赵景年前就在国中搜罗工匠,也在紧锣密鼓的研究火炮,但她也碰到了跟楚怀君一样的问题,看不懂图纸上的文字,这让她很恼火。

“养了你们这一群饭桶!”

将案上的竹简全部扫落,赵景阴沉着脸,怒不可遏。

李华殊已经攻下犬戎,随时都会兵发赵国。

现在不同周天子鼎盛时了,天子管不了诸侯之间的厮杀,被灭就只能认栽,之前的鲜虞就是最好的例子,鲜虞国君的尸骨都荡然无存,也没见天子过问一句。

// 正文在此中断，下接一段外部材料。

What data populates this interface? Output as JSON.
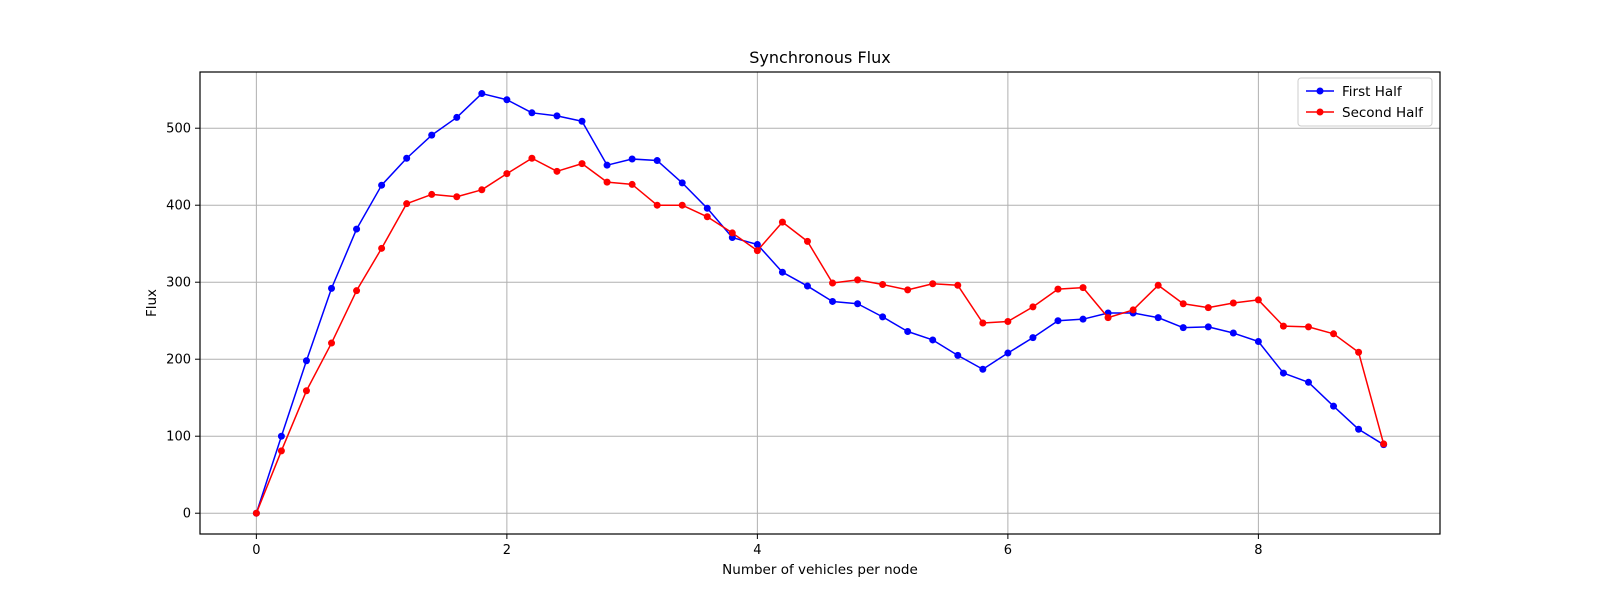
{
  "chart_data": {
    "type": "line",
    "title": "Synchronous Flux",
    "xlabel": "Number of vehicles per node",
    "ylabel": "Flux",
    "xlim": [
      -0.45,
      9.45
    ],
    "ylim": [
      -27,
      573
    ],
    "xticks": [
      0,
      2,
      4,
      6,
      8
    ],
    "yticks": [
      0,
      100,
      200,
      300,
      400,
      500
    ],
    "grid": true,
    "legend_position": "upper right",
    "x": [
      0,
      0.2,
      0.4,
      0.6,
      0.8,
      1.0,
      1.2,
      1.4,
      1.6,
      1.8,
      2.0,
      2.2,
      2.4,
      2.6,
      2.8,
      3.0,
      3.2,
      3.4,
      3.6,
      3.8,
      4.0,
      4.2,
      4.4,
      4.6,
      4.8,
      5.0,
      5.2,
      5.4,
      5.6,
      5.8,
      6.0,
      6.2,
      6.4,
      6.6,
      6.8,
      7.0,
      7.2,
      7.4,
      7.6,
      7.8,
      8.0,
      8.2,
      8.4,
      8.6,
      8.8,
      9.0
    ],
    "series": [
      {
        "name": "First Half",
        "color": "#0000ff",
        "values": [
          0,
          100,
          198,
          292,
          369,
          426,
          461,
          491,
          514,
          545,
          537,
          520,
          516,
          509,
          452,
          460,
          458,
          429,
          396,
          358,
          349,
          313,
          295,
          275,
          272,
          255,
          236,
          225,
          205,
          187,
          208,
          228,
          250,
          252,
          260,
          260,
          254,
          241,
          242,
          234,
          223,
          182,
          170,
          139,
          109,
          89
        ]
      },
      {
        "name": "Second Half",
        "color": "#ff0000",
        "values": [
          0,
          81,
          159,
          221,
          289,
          344,
          402,
          414,
          411,
          420,
          441,
          461,
          444,
          454,
          430,
          427,
          400,
          400,
          385,
          364,
          341,
          378,
          353,
          299,
          303,
          297,
          290,
          298,
          296,
          247,
          249,
          268,
          291,
          293,
          254,
          264,
          296,
          272,
          267,
          273,
          277,
          243,
          242,
          233,
          209,
          90
        ]
      }
    ]
  }
}
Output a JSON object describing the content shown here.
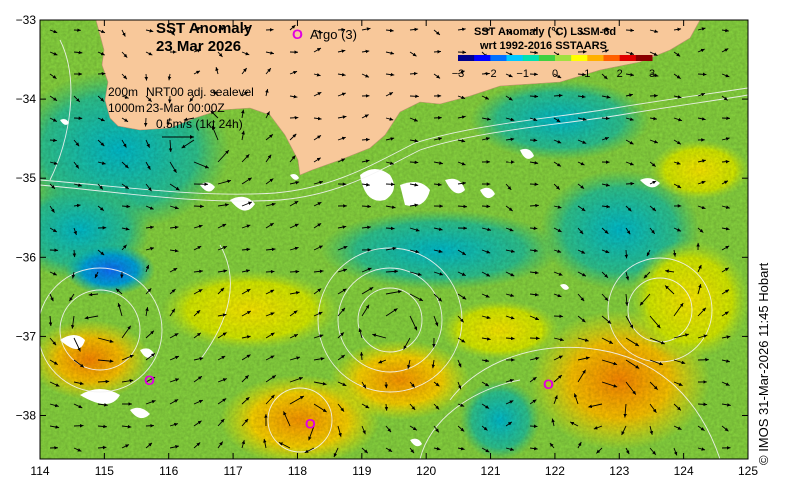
{
  "title": {
    "line1": "SST Anomaly",
    "line2": "23 Mar 2026"
  },
  "argo": {
    "symbol": "O",
    "label": "Argo (3)",
    "color": "#e000e0",
    "floats": [
      {
        "lon": 115.7,
        "lat": -37.55
      },
      {
        "lon": 121.9,
        "lat": -37.6
      },
      {
        "lon": 118.2,
        "lat": -38.1
      }
    ]
  },
  "colorbar": {
    "title1": "SST Anomaly (°C) L3SM-6d",
    "title2": "wrt 1992-2016 SSTAARS",
    "ticks": [
      "−3",
      "−2",
      "−1",
      "0",
      "1",
      "2",
      "3"
    ],
    "colors": [
      "#00008b",
      "#0000ff",
      "#0070ff",
      "#00c8ff",
      "#00e0b0",
      "#40d040",
      "#a0e040",
      "#ffff00",
      "#ffb000",
      "#ff6000",
      "#e00000",
      "#8b0000"
    ]
  },
  "info": {
    "contour1": "200m",
    "contour2": "1000m",
    "source": "NRT00 adj. sealevel",
    "time": "23-Mar 00:00Z",
    "scale": "0.5m/s (1kt 24h)"
  },
  "axes": {
    "x_ticks": [
      "114",
      "115",
      "116",
      "117",
      "118",
      "119",
      "120",
      "121",
      "122",
      "123",
      "124",
      "125"
    ],
    "y_ticks": [
      "−33",
      "−34",
      "−35",
      "−36",
      "−37",
      "−38"
    ],
    "lon_range": [
      114,
      125
    ],
    "lat_range": [
      -38.55,
      -33
    ]
  },
  "copyright": "© IMOS 31-Mar-2026 11:45 Hobart",
  "colors": {
    "land": "#f8c89a",
    "cloud": "#ffffff"
  }
}
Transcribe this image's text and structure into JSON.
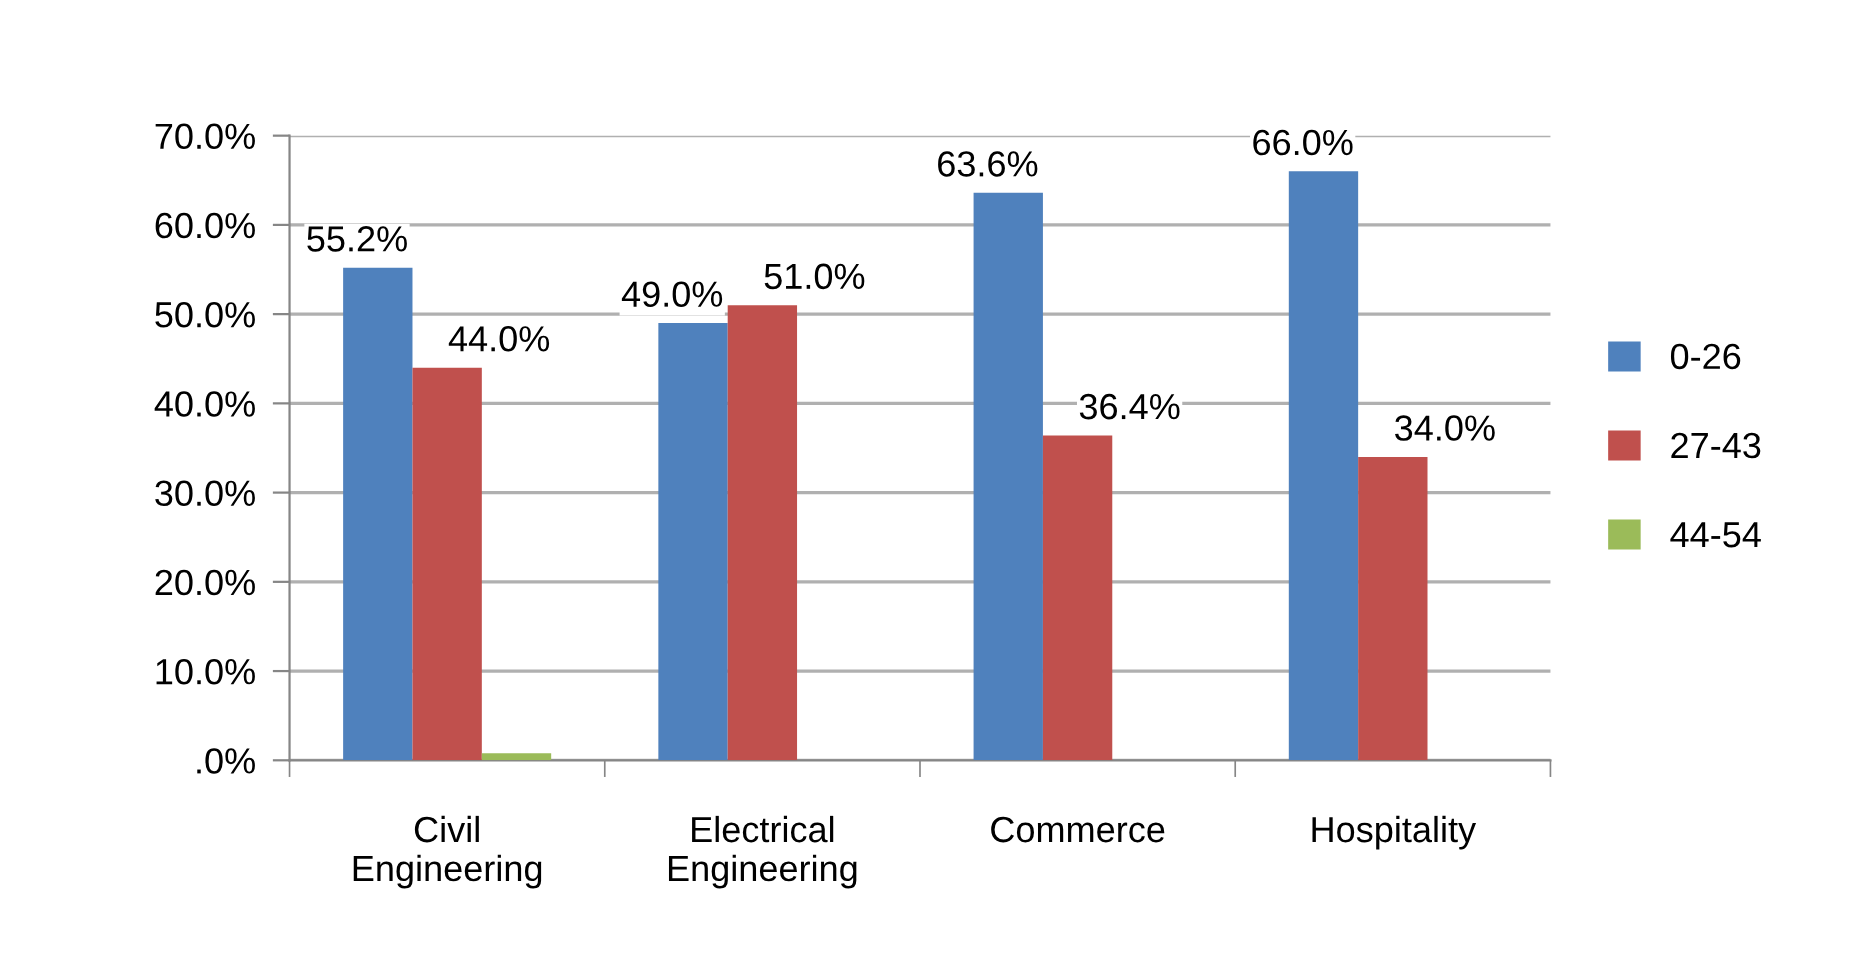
{
  "chart_data": {
    "type": "bar",
    "categories": [
      "Civil\nEngineering",
      "Electrical\nEngineering",
      "Commerce",
      "Hospitality"
    ],
    "series": [
      {
        "name": "0-26",
        "color": "#4f81bd",
        "values": [
          55.2,
          49.0,
          63.6,
          66.0
        ],
        "value_labels": [
          "55.2%",
          "49.0%",
          "63.6%",
          "66.0%"
        ]
      },
      {
        "name": "27-43",
        "color": "#c0504d",
        "values": [
          44.0,
          51.0,
          36.4,
          34.0
        ],
        "value_labels": [
          "44.0%",
          "51.0%",
          "36.4%",
          "34.0%"
        ]
      },
      {
        "name": "44-54",
        "color": "#9bbb59",
        "values": [
          0.8,
          0,
          0,
          0
        ]
      }
    ],
    "ylim": [
      0,
      70
    ],
    "yticks": [
      {
        "value": 0,
        "label": ".0%"
      },
      {
        "value": 10,
        "label": "10.0%"
      },
      {
        "value": 20,
        "label": "20.0%"
      },
      {
        "value": 30,
        "label": "30.0%"
      },
      {
        "value": 40,
        "label": "40.0%"
      },
      {
        "value": 50,
        "label": "50.0%"
      },
      {
        "value": 60,
        "label": "60.0%"
      },
      {
        "value": 70,
        "label": "70.0%"
      }
    ],
    "grid": "y",
    "legend": "right"
  }
}
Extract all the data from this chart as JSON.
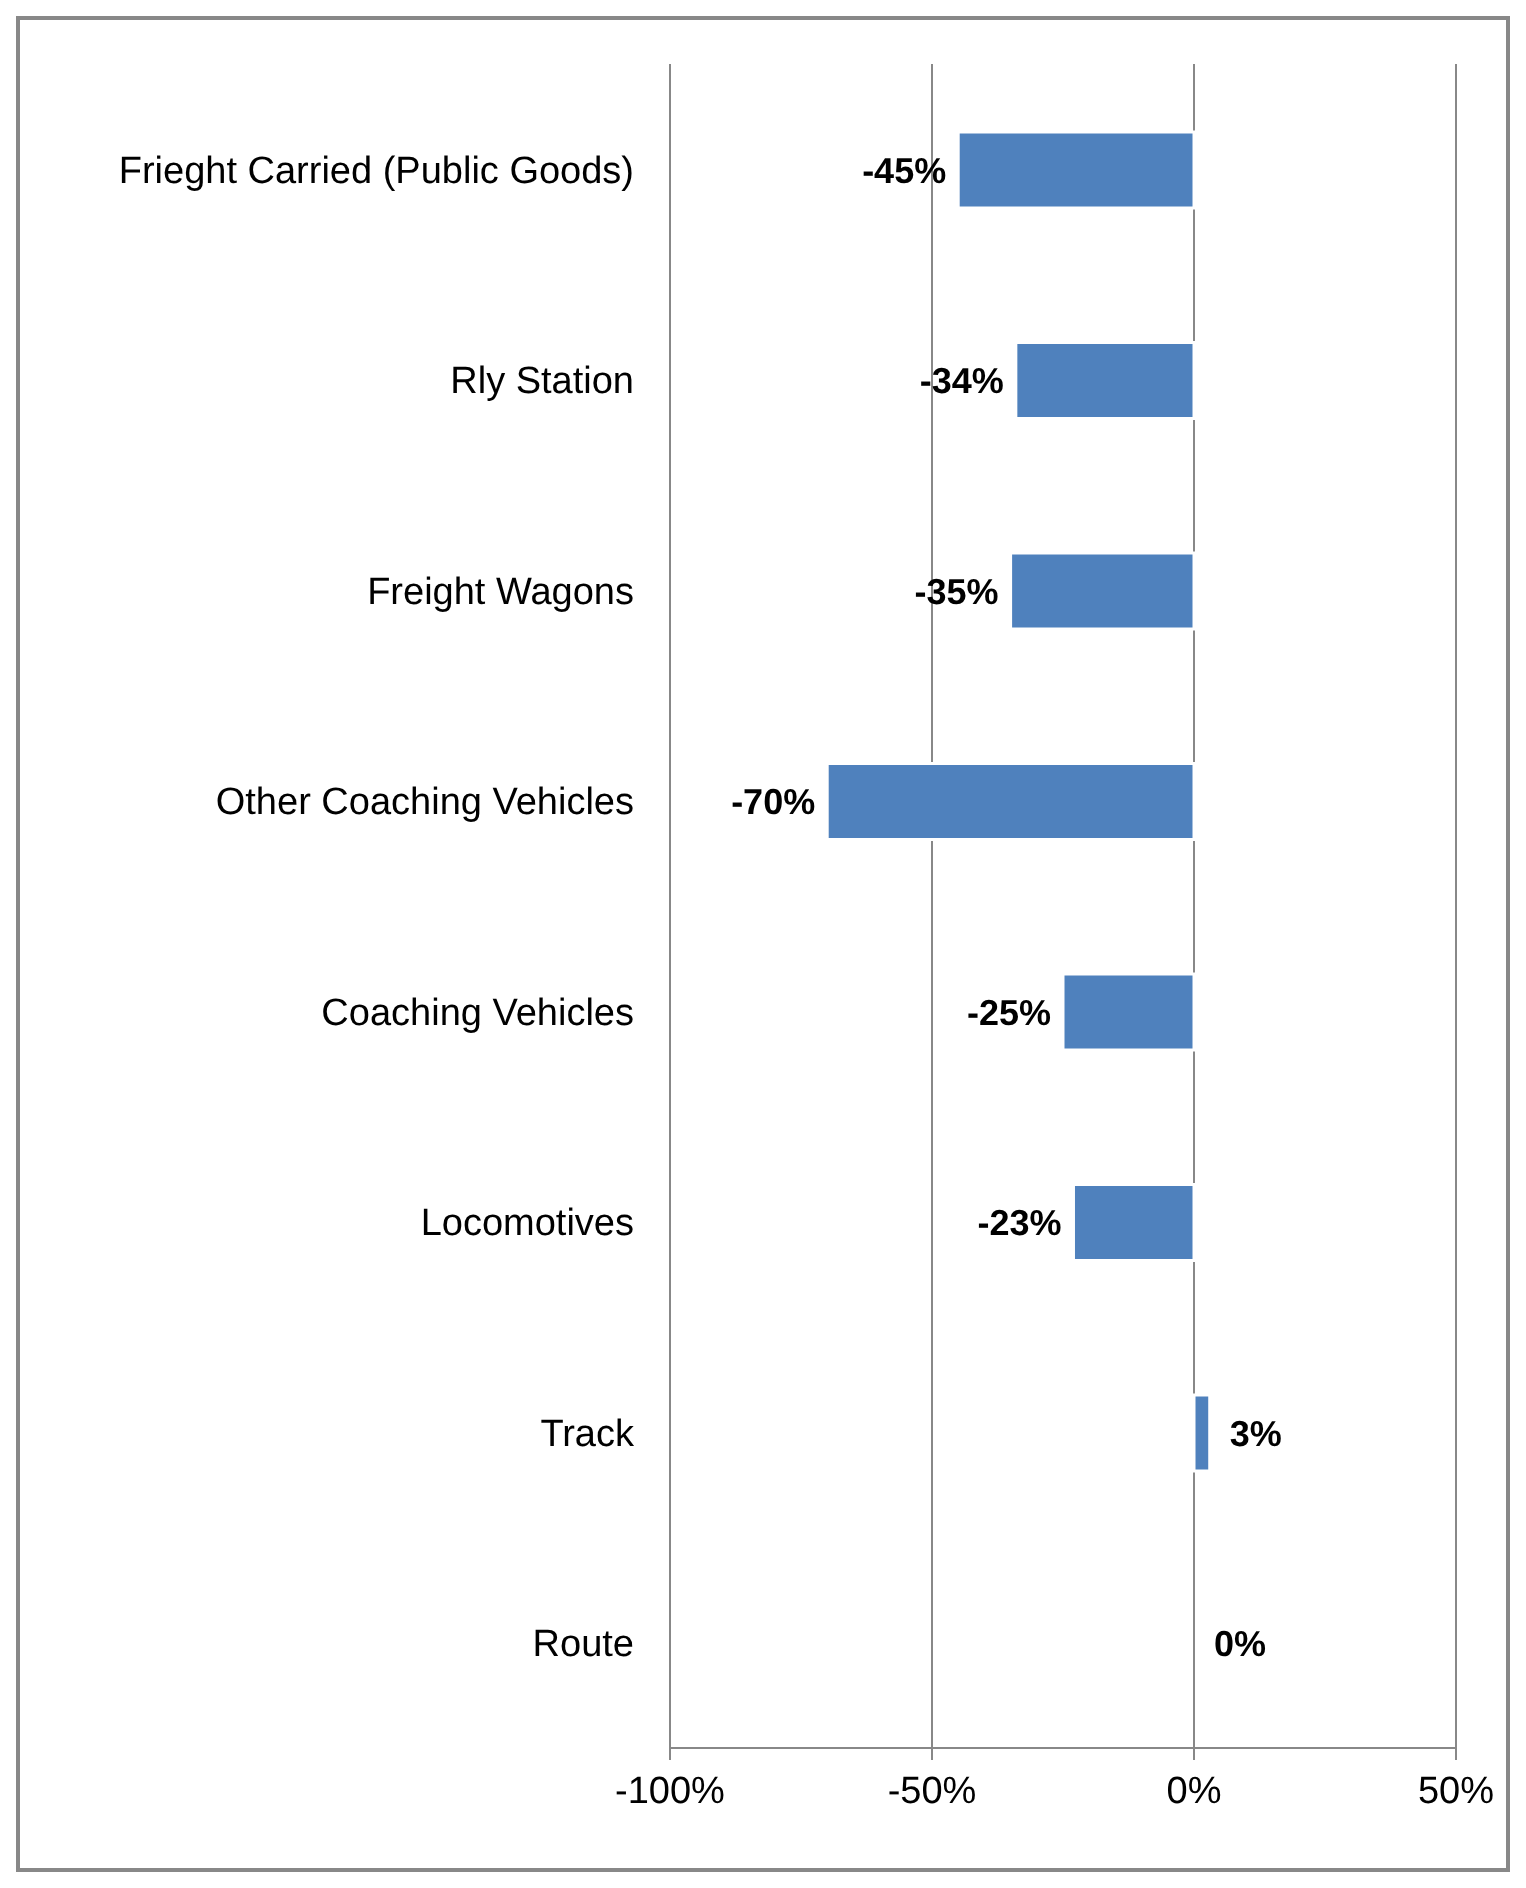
{
  "chart_data": {
    "type": "bar",
    "orientation": "horizontal",
    "categories": [
      "Frieght Carried (Public Goods)",
      "Rly Station",
      "Freight Wagons",
      "Other Coaching Vehicles",
      "Coaching Vehicles",
      "Locomotives",
      "Track",
      "Route"
    ],
    "values": [
      -45,
      -34,
      -35,
      -70,
      -25,
      -23,
      3,
      0
    ],
    "value_labels": [
      "-45%",
      "-34%",
      "-35%",
      "-70%",
      "-25%",
      "-23%",
      "3%",
      "0%"
    ],
    "color": "#4f81bd",
    "xlim": [
      -100,
      50
    ],
    "xticks": [
      {
        "value": -100,
        "label": "-100%"
      },
      {
        "value": -50,
        "label": "-50%"
      },
      {
        "value": 0,
        "label": "0%"
      },
      {
        "value": 50,
        "label": "50%"
      }
    ],
    "grid": "x",
    "legend": false
  }
}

赵景的几个心腹全都低头不敢出声,非是他们不尽心,实在是无能为力。

发了怒,赵景才重新冷静下来,“传信去齐国,请齐侯派兵相助。”

她将赵鸢送过去就是一桩交易,现在也该是要回报的时候了。

心腹得了恩赦那般立刻去执行,往齐国传信,但迟迟未等到齐侯出兵的消息。

赵国满朝公卿着急不已,唯有赵景反应过来,她那个好舅舅怕是不会出兵了。

“女公子……”忠仆小心上前。

赵景还未行继位之礼,就还不是国君,称呼还是没变。

并非是她不着急,而是公卿阻拦,为了大局着想,她不得不先顺从。

那个老东西已经病的起不来床了,国君之位迟早都是她的。

现在让她恼怒的是赵鸢,这个废物,一点用都没有,连齐侯都笼络不住!

赵景的脸藏在黑暗之中,朦朦胧胧的看不清。